In its 2008 Order No. 712, FERC permanently removed existing price ceilings on shipper releases of interstate pipeline capacity for one year or less. But FERC kept in place price ceilings on pipelines’ comparably short-term sales of capacity, reasoning that unlike shippers releasing capacity, pipelines could exercise market power and might have an incentive to withhold construction of new transportation capacity if allowed to charge market-based rates for short-term sales. The Interstate Natural Gas Association of America (INGAA) appealed this decision to the D.C. Circuit, arguing that FERC could not permit shippers to release short-term capacity at market-based rates while refusing to allow pipelines to do so.
Rejecting INGAA’s contentions, the D.C. Circuit found that FERC reasonably addressed the difference between capacity releases and pipeline capacity sales. In particular, the court seized upon FERC’s finding that, unlike shippers, pipelines retain the ability to exercise market power and to hold capacity off the market.

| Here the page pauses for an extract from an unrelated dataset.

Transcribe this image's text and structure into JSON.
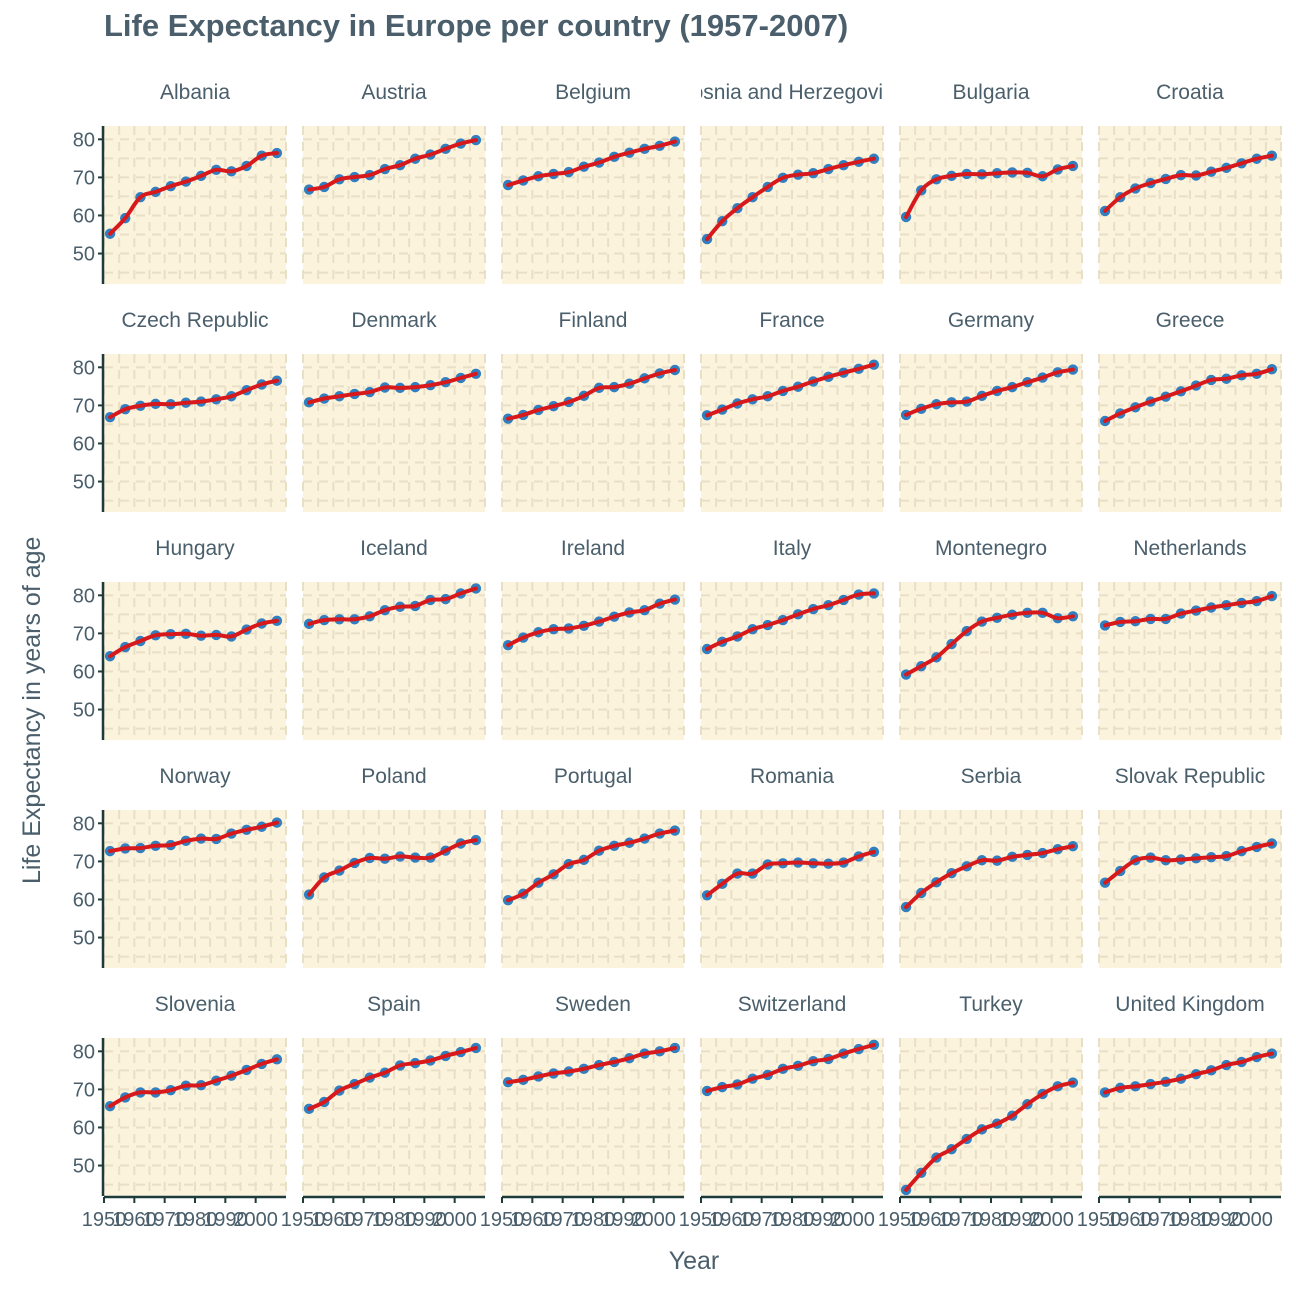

Largely deferring to FERC’s expertise and findings of fact on this issue, the court determined that it was reasonable and permissible to remove the rate cap on short term shipper releases while maintaining the rate cap on short term pipeline capacity sales.
In coming to this conclusion, the D.C. Circuit echoed its findings in a 2002 case in which INGAA had challenged FERC’s decision to remove price caps on short-term shipper releases and maintain the caps for pipeline capacity sales for a two-year trial period. After making that policy permanent in Order No. 712, FERC has now successfully overcome the same pipeline challenges that it faced when it embarked on that experiment nearly a decade ago.